Here comes the killstroke: at least according to the survey data (as well as stereotypes and probably your personal experience with that libertarian guy you met in college), libertarians are kind of about doing their own thing. Again, not surprising, given their name, but very pertinent to my point. Haidt and co. found that libertarians are less connected to others both “broadly” and “tightly” (that is they have fewer friends overall and smaller direct social circles). This has not gone unnoticed among the subjects; those libertarians surveyed reported that they felt less connected to everyone than average, which jives with their narrower social lives.

That can be spun a number of different ways. Libertarians are just lonely ogres who haven’t found love; libertarians are attracted to their political philosophy because it provides justification for their antisocial ways; libertarians are psychologically disturbed and probably prefer to be alone because it gives them more time to burn ants with magnifying glasses. Personally, I’d argue that libertarians generally feel independent of others and, while they enjoy interacting with people as ordinary humans do, their personality makeup just requires less human contact than average. Whatever combination of genes, chemicals, and learned behavior is responsible, they feel less connected–but they are not necessarily worse off for that lack of connection.

An (speculative) explanation that might follow from what we know so far is that libertarians are generally predisposed to need less group contact through some neurochemical mechanism, and thus generally don’t get much of a biological rush in high-contact settings.

Libertarians drink alone (or in small groups)

So, imagine someone who is a bit of a lone wolf and doesn’t seem to need human company in large doses. Now imagine your typical dance setting–any genre is fine. You’ve got a whole lot of human company there, and someone who doesn’t find all that contact very interesting. They try to get into the dance rhythm, and they can probably fake it for the utilitarian value of building social capital with their friend group, but that oxytocin (et al) doesn’t necessarily flare off as much, and even if it does, they don’t seem wired to get that much connectivity benefit anyway.
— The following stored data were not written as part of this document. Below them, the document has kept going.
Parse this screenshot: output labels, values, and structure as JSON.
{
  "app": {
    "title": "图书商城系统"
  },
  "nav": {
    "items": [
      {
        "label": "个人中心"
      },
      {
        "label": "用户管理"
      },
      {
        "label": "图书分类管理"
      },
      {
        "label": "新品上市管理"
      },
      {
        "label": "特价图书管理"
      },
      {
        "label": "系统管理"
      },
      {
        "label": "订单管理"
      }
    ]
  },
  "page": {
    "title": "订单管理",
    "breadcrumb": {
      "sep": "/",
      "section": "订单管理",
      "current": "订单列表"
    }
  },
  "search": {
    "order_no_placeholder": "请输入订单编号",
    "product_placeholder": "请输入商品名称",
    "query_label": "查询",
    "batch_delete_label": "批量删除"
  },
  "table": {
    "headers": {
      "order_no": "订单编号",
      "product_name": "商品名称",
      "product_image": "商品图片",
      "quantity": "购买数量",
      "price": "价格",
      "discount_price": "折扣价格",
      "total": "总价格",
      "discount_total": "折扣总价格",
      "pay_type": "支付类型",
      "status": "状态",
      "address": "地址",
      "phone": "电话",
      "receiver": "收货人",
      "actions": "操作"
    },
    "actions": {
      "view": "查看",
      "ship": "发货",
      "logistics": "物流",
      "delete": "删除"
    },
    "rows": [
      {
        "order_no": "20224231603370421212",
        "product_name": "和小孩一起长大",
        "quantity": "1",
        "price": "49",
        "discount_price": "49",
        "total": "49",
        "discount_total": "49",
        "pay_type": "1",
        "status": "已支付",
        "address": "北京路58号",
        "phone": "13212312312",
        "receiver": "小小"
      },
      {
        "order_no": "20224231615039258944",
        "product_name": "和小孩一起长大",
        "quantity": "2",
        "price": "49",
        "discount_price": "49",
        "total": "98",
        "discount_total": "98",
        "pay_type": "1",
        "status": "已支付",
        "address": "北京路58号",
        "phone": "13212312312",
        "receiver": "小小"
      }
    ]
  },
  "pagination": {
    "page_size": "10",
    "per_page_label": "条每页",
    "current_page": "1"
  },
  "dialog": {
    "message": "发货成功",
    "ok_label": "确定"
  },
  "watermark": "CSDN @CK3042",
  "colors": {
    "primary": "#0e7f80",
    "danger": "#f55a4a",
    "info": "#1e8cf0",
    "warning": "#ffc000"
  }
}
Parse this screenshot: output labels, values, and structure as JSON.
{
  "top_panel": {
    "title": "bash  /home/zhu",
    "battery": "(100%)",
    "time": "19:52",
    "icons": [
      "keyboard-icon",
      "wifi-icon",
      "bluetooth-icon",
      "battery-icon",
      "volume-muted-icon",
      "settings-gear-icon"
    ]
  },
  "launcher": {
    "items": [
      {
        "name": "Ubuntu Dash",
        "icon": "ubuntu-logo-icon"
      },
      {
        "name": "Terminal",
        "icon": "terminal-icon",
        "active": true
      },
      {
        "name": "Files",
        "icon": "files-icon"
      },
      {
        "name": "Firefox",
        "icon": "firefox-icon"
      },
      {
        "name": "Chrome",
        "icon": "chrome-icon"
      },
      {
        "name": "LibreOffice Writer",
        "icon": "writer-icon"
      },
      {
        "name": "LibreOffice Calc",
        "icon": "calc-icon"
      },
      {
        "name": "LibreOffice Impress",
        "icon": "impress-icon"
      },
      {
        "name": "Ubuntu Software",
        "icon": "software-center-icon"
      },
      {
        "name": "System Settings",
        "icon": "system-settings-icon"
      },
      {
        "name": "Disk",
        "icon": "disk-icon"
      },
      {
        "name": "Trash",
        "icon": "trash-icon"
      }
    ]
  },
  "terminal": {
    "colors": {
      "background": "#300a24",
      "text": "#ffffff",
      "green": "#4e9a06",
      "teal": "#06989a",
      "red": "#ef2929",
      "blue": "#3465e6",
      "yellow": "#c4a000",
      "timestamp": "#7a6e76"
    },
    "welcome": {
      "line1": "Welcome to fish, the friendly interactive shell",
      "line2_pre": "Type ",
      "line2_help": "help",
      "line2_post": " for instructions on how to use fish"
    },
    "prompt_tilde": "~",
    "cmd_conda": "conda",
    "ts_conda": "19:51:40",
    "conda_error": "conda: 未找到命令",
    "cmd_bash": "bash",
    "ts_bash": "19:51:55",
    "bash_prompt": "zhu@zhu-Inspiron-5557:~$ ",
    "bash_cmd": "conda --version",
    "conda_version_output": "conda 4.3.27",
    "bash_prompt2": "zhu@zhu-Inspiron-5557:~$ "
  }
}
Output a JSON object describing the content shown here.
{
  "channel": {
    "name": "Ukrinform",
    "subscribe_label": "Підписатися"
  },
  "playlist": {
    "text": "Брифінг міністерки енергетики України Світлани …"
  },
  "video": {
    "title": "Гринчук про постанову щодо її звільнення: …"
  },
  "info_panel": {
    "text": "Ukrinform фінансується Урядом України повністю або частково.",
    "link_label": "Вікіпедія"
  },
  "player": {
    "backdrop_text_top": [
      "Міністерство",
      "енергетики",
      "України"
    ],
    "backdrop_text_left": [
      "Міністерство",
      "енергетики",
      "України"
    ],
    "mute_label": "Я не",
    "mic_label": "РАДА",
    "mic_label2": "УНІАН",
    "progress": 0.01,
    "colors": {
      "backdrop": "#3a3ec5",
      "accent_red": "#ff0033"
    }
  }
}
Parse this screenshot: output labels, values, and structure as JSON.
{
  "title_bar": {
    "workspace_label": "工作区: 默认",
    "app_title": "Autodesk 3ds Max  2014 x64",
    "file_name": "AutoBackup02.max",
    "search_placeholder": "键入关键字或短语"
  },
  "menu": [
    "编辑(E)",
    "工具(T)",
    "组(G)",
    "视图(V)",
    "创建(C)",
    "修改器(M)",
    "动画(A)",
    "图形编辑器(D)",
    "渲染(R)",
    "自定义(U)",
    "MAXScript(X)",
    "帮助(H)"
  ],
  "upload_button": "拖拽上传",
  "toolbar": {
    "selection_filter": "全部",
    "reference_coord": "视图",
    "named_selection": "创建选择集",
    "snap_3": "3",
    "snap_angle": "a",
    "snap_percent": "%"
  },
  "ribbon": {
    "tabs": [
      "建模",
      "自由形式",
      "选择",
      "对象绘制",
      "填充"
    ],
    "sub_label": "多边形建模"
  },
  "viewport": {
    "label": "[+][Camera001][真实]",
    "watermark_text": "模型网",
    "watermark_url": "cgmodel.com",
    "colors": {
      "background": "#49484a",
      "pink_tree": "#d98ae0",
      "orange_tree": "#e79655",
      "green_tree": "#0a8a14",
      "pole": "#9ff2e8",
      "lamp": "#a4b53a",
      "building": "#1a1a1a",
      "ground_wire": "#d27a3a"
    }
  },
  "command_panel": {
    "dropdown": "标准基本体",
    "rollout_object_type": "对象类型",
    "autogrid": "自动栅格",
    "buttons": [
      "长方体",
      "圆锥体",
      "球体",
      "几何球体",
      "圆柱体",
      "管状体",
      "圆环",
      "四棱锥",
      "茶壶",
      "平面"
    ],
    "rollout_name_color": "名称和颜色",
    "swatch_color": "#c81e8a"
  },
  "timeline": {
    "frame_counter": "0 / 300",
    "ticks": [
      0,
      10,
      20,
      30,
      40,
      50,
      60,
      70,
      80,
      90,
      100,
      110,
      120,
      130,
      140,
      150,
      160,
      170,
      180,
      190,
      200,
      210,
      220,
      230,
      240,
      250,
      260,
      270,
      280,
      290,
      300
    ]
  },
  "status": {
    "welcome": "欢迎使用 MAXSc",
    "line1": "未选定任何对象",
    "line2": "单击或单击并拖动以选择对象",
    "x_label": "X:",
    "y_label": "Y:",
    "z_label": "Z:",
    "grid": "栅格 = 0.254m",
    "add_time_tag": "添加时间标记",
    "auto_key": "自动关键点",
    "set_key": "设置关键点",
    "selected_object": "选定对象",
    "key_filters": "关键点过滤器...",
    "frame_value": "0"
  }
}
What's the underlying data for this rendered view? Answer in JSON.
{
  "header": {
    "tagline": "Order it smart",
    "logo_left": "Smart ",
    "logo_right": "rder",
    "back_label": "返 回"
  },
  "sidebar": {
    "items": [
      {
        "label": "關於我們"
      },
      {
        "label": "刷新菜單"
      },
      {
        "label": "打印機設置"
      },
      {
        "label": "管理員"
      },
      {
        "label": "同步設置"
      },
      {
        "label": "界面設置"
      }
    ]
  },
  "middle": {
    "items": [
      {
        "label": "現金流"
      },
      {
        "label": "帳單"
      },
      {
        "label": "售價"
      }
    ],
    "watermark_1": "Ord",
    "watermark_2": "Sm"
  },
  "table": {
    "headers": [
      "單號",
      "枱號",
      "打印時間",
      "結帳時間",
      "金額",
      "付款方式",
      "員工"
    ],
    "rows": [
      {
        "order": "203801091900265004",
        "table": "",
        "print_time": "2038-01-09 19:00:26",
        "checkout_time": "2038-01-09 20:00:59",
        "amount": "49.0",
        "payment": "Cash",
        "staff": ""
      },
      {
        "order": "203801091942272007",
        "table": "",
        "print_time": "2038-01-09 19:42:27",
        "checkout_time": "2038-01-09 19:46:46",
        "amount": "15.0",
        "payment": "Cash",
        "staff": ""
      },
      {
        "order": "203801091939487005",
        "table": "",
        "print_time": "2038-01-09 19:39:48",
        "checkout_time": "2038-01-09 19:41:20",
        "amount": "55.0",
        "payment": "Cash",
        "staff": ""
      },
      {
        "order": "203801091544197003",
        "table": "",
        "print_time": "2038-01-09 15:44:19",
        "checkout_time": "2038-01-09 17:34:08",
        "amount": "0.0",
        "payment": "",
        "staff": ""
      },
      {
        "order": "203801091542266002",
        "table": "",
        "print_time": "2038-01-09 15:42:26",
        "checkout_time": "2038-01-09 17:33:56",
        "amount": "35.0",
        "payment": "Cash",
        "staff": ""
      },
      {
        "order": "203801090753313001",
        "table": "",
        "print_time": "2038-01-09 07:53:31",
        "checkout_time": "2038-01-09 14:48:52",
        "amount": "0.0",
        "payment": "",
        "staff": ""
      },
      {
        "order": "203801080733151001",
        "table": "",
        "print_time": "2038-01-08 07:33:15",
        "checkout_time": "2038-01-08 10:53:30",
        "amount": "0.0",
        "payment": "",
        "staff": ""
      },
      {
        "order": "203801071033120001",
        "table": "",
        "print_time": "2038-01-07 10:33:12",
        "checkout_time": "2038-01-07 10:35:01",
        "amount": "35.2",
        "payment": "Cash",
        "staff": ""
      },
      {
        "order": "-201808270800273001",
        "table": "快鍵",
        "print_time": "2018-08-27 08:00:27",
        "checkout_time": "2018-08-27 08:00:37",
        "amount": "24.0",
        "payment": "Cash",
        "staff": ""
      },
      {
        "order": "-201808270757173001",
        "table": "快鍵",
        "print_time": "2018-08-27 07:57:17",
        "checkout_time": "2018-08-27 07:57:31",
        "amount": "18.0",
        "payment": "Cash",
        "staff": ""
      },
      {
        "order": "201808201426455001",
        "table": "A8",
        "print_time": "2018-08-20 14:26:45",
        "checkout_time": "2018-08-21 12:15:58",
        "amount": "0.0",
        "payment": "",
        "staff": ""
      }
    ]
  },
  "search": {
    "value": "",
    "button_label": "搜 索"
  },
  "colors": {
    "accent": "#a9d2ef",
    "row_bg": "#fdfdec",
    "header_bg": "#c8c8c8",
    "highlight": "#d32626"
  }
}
Even smaller settings, say with just a few people who spontaneously start a dance party in a fairly quiet bar, would be a bit tricky. Libertarians don’t just have lower rates of desiring broad-group-bonding, but aren’t necessarily that into tight-group bonding either. The exercise might be nice, the music might be infectious, but that interactional aspect isn’t high on their to-do list. They’d prefer to hang back, and if any bonding is to be done, it’ll be less emotion-based and probably not so much about grouping as about mutually beneficial information-sharing or something equally utilitarian.

This group has been quite understudied in most academic branches, possibly because they haven’t made much of a difference and have only just managed to be gain broad recognition in the U.S. Nonetheless, as Haidt points out, they are quite distinct from both the left and the right, and if microscopes were applied to them to the same degree as they are to other groups, there would certainly be some interesting results. This is just one of them.

Conclusion: We need more research! Or not.

That said, my application of Haidt’s research is by no means supported by anything beyond me applying the transitive property and some additional assumptions to his findings. In sum, I argue:

  1. Morals and political beliefs have a basis in genetics and biology
  2. Libertarianism tends to be common among people with less groupish, more individual brains
  3. Dancing is groupish
  4. Libertarians do not enjoy dancing

Anecdotally, this has been true for most libertarians I know. As with everything, however, there is bound to be wide deviation from the average; there is bound to be a libertarian out there who is an absolute beast on the dance floor.

Jonathan Haidt is not to blame for any of this; also, my opinions and perceptions, as all behavioral science enthusiasts know by now, are not guaranteed to be correct.